In this manner, the classic short story form evolved on the basis of the classic tale, enjoying greater success with the reader or listener simply because the short story offered a richer and more satisfying literary experience to the reader than the older form.
So with classic forms generally in all the arts. The more ancient of these bear the same order of relationship to the newer forms following them that Newtonian physics bears to Einsteinian physics. The latter is simply a more sophisticated tool than the former; but the latter does not negate the former within the former's own terms, any more than the convenience of stretching out an objective lifetime by the contraction of time at near-light speeds, in the Einsteinian universe, negates our own subjective experience of the time it takes to travel at more Newtonian speeds about the surface of contemporary Earth.
Therefore, the technique of infusing sf with plausibility finds its solution in an already observed writing principle, that of the anchor in reality.
Like most workable principles in all the arts, this particular one relates to a fact of human perception — that we physically identify other people and objects on the basis of a certain number of recognized signals. In the case of a rock, these may be such signals as color, shape, lack of motion, and the sort of position in the surrounding
environment in which a rock would probably be found. In the case of more educated or familiar reading of signals, the identification could be: veined white = quartz rock; and "no rock there previously" = "must have fallen from overhanging cliff." The recognition mechanism of the reader, in his vicarious perception of the life that exists on the printed page, subconsciously demands from the story object a parallel to the signals he would get from the actual, physical object in real life. If he is merely told that it is a piece of quartz rock, his desire for identificational signals goes begging, and this puts a strain on his belief in the story. If he is allowed to see the color and veining of the rock (and if he knows quartz well enough to identify it by those signals) his signal-desire is at least partially satisfied and his belief is unimpeded.
The literary principle of giving him such anchors in reality, then, is an integral technique of the art of writing. As in actual life, there is a critical number of such signals which, once reached, carry complete conviction in the scene to which they belong. Examples of the power of these signals have been such constructions as rooms in which the laws of perspective were taken advantage of by the builder, in order to give a false appearance of distance, or to convince someone within the room that the floor was level when actually it was tilted. Even the evidence of the gravitational pull, when at odds with observed reality, has to fight hard for belief in the face of a critical number of accepted identificational signals.

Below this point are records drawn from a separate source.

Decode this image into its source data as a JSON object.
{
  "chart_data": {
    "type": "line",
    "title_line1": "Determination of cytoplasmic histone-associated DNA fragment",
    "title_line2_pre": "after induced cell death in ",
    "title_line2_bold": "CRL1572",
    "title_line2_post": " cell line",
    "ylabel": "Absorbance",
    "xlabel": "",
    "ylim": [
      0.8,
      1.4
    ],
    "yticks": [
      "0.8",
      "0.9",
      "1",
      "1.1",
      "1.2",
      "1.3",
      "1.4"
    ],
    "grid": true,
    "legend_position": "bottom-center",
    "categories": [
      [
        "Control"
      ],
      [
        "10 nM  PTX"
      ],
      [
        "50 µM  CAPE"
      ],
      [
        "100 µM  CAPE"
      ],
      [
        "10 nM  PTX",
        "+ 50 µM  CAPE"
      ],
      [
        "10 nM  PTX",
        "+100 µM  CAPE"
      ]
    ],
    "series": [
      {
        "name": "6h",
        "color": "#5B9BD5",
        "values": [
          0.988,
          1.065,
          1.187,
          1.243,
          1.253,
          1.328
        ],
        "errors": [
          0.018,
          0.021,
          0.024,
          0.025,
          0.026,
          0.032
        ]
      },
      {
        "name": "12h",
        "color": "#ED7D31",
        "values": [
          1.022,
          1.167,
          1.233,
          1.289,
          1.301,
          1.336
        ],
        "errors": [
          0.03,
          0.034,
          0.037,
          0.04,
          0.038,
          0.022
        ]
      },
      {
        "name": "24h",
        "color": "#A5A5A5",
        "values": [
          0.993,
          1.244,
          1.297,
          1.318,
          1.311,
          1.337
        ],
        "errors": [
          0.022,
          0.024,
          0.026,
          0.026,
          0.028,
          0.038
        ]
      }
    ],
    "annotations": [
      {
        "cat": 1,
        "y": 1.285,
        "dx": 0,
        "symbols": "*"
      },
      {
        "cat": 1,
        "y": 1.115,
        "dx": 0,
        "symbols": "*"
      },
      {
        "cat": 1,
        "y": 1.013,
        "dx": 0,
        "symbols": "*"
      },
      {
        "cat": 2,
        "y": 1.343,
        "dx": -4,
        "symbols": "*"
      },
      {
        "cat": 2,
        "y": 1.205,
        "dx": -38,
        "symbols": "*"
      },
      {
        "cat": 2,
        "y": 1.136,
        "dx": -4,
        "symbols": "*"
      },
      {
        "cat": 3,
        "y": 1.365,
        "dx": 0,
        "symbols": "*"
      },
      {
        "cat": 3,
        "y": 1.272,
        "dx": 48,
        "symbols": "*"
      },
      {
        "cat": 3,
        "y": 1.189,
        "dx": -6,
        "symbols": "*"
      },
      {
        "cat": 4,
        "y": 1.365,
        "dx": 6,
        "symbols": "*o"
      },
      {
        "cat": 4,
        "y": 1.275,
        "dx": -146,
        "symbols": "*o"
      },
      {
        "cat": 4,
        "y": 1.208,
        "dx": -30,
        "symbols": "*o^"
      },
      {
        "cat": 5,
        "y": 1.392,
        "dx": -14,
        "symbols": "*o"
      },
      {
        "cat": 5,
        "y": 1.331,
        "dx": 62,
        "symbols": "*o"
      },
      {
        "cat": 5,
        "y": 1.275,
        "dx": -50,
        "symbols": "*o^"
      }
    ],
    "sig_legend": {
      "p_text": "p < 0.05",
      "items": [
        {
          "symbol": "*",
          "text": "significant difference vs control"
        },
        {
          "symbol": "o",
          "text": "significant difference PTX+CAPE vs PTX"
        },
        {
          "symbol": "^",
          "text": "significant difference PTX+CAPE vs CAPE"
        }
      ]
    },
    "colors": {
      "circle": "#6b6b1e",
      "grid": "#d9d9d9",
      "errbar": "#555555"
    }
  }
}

The writer, then, takes advantage of that fact. He multiplies the number of his signals in any scene until he believes he has reached such a critical number. Taking the quartz rock mentioned before as one part of the scene of a firelit encampment in the woods, for example, the author might add such unarguable signals as the smell of the wood smoke from the fire, the crackle of the burning branches, the feel of the cool night wind on the backs of naked hands and necks not facing the fire.